Did not spot radical axis -_- Let $P = AC \cap DE$. The following angle chase \[ \angle BAC = \angle BFC = 180 - \angle BFE = 180 - \angle EDB = \angle EDC = \angle ABC \]shows that $\triangle ABC$ is isosceles. Since $PD \parallel AB$, $ABDP$ is an isosceles trapezoid and in particular $\angle PBC = \angle DAC$. Furthermore, since $\angle EAC = \angle ABC = \angle EDC$, $AECD$ is cyclic. We have $\angle DAC = \angle DEC$. Hence, \[ \angle PBC = \angle DAC = \angle DEC = \angle DEF =\angle FBC, \]so $F,P,B$ are collinear.

The only angle-based observation we make is that \[ \angle EAC = \angle ABC = \angle EDC, \]so $ADCE$ is cyclic. Thus we conclude by the radical axis theorem on $(ABC)$, $(BDFE)$, and $(ADCE)$, whence the pairwise radical axes are $AC$, $BF$, $DE$.

By (degenerate) Reim on collinear points $B, D, C$ and $E, F, C$ we have $\overline{AB} \parallel \overline{DE} \parallel \overline{CC}$. Done by Pascal's on $AACCFB$.

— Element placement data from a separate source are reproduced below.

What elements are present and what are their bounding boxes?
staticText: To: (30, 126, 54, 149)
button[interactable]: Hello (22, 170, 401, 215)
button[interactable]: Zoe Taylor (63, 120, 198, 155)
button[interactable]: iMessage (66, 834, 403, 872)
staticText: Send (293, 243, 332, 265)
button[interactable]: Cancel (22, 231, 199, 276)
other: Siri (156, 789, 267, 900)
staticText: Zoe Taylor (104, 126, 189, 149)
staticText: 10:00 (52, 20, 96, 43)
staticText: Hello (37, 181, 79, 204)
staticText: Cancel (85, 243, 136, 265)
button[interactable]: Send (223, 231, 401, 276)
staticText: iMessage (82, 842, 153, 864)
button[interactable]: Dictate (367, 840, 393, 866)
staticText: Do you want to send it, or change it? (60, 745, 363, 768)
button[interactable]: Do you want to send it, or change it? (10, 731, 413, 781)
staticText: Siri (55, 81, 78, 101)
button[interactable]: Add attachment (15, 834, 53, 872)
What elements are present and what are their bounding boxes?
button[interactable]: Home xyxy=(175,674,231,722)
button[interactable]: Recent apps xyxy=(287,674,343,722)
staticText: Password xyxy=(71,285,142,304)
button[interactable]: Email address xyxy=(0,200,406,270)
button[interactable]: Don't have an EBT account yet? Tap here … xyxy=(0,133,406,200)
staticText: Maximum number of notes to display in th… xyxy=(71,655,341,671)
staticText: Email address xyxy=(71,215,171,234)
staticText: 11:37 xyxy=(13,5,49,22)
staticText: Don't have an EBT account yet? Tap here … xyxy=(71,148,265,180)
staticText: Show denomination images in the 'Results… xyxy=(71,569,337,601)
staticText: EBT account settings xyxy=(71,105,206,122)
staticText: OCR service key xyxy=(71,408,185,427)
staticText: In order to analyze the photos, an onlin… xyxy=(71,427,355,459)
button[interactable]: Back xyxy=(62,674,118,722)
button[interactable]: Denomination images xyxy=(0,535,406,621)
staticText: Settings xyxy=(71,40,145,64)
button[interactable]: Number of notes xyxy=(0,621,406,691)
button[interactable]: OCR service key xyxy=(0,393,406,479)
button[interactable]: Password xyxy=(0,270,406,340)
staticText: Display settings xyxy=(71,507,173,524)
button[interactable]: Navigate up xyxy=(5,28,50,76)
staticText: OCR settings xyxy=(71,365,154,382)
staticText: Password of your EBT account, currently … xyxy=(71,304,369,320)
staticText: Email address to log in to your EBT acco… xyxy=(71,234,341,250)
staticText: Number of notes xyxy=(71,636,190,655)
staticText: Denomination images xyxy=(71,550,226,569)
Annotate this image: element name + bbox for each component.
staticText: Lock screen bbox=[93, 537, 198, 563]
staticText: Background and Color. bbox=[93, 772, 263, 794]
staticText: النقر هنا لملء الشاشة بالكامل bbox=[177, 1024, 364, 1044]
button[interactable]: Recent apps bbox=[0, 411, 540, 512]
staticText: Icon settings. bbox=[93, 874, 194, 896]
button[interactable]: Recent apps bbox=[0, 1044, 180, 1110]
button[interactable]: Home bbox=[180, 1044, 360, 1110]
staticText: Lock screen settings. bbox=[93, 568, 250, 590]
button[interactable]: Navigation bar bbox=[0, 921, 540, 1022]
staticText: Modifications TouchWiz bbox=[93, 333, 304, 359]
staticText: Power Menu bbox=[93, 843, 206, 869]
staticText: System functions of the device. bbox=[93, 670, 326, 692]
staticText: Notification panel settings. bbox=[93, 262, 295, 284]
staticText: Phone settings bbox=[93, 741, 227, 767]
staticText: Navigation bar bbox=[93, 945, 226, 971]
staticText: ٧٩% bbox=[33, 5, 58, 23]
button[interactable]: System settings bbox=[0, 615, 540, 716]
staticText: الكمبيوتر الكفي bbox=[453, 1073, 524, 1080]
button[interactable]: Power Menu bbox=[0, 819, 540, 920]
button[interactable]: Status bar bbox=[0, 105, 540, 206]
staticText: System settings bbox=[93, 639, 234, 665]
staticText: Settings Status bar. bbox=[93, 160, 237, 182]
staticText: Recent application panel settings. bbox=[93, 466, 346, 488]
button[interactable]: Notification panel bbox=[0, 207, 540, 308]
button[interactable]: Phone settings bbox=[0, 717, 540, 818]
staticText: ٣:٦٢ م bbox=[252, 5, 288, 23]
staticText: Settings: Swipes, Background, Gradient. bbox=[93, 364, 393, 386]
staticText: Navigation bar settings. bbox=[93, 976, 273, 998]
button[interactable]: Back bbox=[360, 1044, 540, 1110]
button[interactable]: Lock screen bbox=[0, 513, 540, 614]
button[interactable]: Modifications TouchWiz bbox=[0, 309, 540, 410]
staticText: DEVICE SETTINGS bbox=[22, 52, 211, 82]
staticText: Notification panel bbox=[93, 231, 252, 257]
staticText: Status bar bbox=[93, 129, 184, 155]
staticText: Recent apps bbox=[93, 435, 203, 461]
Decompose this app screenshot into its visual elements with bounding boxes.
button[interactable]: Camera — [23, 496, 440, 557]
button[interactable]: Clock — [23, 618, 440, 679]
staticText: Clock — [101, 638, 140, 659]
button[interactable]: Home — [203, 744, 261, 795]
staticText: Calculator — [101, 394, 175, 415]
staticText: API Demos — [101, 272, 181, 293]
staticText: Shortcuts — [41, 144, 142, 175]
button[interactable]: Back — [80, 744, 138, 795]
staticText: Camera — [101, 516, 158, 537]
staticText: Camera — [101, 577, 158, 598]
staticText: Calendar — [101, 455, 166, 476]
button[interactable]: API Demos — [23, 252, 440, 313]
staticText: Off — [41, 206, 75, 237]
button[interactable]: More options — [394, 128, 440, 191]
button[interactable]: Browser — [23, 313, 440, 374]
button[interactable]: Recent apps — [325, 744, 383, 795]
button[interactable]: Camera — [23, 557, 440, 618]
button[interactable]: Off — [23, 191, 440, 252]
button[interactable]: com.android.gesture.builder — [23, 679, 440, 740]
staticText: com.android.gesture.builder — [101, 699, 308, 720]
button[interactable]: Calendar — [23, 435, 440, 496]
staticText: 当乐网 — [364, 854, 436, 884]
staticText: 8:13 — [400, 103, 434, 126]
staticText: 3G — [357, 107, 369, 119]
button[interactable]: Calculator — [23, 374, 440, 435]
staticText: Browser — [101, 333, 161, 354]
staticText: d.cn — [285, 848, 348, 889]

$\angle EAC = \angle ABC = \angle EDC$ so $EADC$ is cyclic, $AC$, $BF$ and $DE$ turn out to be radical axises so they concur at the radical center

We define $X$ as $BF \cap DE$. Claim: $X$ lies on $AC$. Proof: Notice that $\angle ACB=\angle AEX$, and $\angle BAX=\angle AXE$. Thus we must have $\angle EAX=\angle ABC$. However $\angle ABC=\angle EAC$. Thus we have $\angle EAX=\angle EAC$ implying $A,X,C$ are collinear. Our proof is thus complete.

bruh so trivial i thought i fakesolved Note $\angle EDC = \angle ABC = \angle EAC,$ so $E, A, D, C$ are concyclic, and then radical axis theorem on the three circles $(ADCE), (AFCB), (BDFE)$ implies the result.

mannshah1211 wrote: bruh so trivial i thought i fakesolved Note $\angle EDC = \angle ABC = \angle EAC,$ so $E, A, D, C$ are concyclic, and then radical axis theorem on the three circles $(ADCE), (AFCB), (BDFE)$ implies the result. me too I'm surprised that everyone found such a trivial solution but the solution on the website is like 10 lines (with no reasoning) Click here to see the solution on the website

$\angle{EAC}=\angle{ABC}=\angle{EDC}\implies A,E,C,D$ are concyclic. $DE, BF, AC$ are radical axes of $(ADCE),(BDFE); (BDFE), (ABC); (ABC), (ADCE)$, they are concurrent by radical axis theorem.